Kratylos treats uploaded data in several steps.

  1. Each language has its own directory; Kratylos builds the language directory if needed.
  2. Each project within a language has its own directory; Kratylos builds the project directory if needed.
  3. Within the project directory, Kratylos stores all raw uploaded data in a subdirectory. Maintainers should not treat Kratylos as an archiving facility, because Kratylos does not provide a mechanism to retrieve the raw data.
  4. If necessary, Kratylos converts the uploaded data into its own datatype-specific XML format. For example, the ELAN EAF format, although in XML, is not divided into entries, so the Kratylos uploader reformats it into entries, each of which contains all the relevant tiers (such as headword, part of speech, and gloss) and a reference to the media file.
  5. The Kratylos uploader converts all uploaded media files to Ogg/Vorbis for audio and Ogg/Theora for video. It then stores the converted files in a media subdirectory of the project directory, discarding the original media files. This conversion compresses large media files (Vorbis uses far less space than WAV) and puts them in an Ogg container, which allows for accurate direct access to particular timestamps, unlike some other containers. These formats are free and require no licensing fees.
  6. Kratylos builds a Qddb (Quick and dirty database) directory for each datatype in the project. In it, Kratylos stores all data in Unicode Normalization Form D (Canonical Decomposition) and in a Qddb-specific format. The format is based on a tripartite datatype description called a template, which coordinates (1) the XML fields, described as XPath expressions, (2) the Qddb representation of those fields, which is hierarchical, and (3) the formatting that the linear display should employ for those fields, which involves Cascading Style Sheets (CSS). For instance, part of the template for Fieldworks Explorer LIFT datatype specifies that the XPath lift/entry/lexical-unit/form/@lang should have the Qddb field name HLanguage and should be displayed with a small blue font.
  7. Kratylos stores user data and project metadata in a mySQL database, which has the following tables.
    collaborators
    country_code
    languages
    projects
    users
    users_aboutme
    					

Kratylos uses Qddb format as a searchable representation to execute queries and format their results. In most cases, it searches the data by a complete scan of the data, because the databases are small enough to make this method efficient. Kratylos does use Qddb, however, for word searches. Searching for words in large lexicons is thereby much faster than a complete scan.
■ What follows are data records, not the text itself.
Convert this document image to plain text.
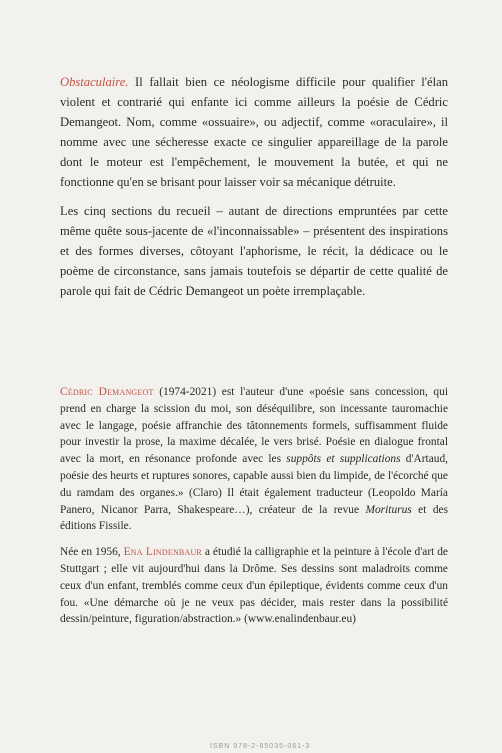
Obstaculaire. Il fallait bien ce néologisme difficile pour qualifier l'élan violent et contrarié qui enfante ici comme ailleurs la poésie de Cédric Demangeot. Nom, comme «ossuaire», ou adjectif, comme «oraculaire», il nomme avec une sécheresse exacte ce singulier appareillage de la parole dont le moteur est l'empêchement, le mouvement la butée, et qui ne fonctionne qu'en se brisant pour laisser voir sa mécanique détruite.

Les cinq sections du recueil – autant de directions empruntées par cette même quête sous-jacente de «l'inconnaissable» – présentent des inspirations et des formes diverses, côtoyant l'aphorisme, le récit, la dédicace ou le poème de circonstance, sans jamais toutefois se départir de cette qualité de parole qui fait de Cédric Demangeot un poète irremplaçable.

Cédric Demangeot (1974-2021) est l'auteur d'une «poésie sans concession, qui prend en charge la scission du moi, son déséquilibre, son incessante tauromachie avec le langage, poésie affranchie des tâtonnements formels, suffisamment fluide pour investir la prose, la maxime décalée, le vers brisé. Poésie en dialogue frontal avec la mort, en résonance profonde avec les suppôts et supplications d'Artaud, poésie des heurts et ruptures sonores, capable aussi bien du limpide, de l'écorché que du ramdam des organes.» (Claro) Il était également traducteur (Leopoldo María Panero, Nicanor Parra, Shakespeare…), créateur de la revue Moriturus et des éditions Fissile.

Née en 1956, Ena Lindenbaur a étudié la calligraphie et la peinture à l'école d'art de Stuttgart ; elle vit aujourd'hui dans la Drôme. Ses dessins sont maladroits comme ceux d'un enfant, tremblés comme ceux d'un épileptique, évidents comme ceux d'un fou. «Une démarche où je ne veux pas décider, mais rester dans la possibilité dessin/peinture, figuration/abstraction.» (www.enalindenbaur.eu)

ISBN 978-2-85035-061-3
The Kratylos web pages contain a significant amount of CSS and JavaScript, some that we have built and some from third-party libraries: Bootstrap for general layout and typography, JQuery to access the components of pages, Datatables to provide lists of projects, Plyr to play media, and Alertify to provide ephemeral feedback. We use W3C online validation to ensure that Kratylos web pages conform to standards.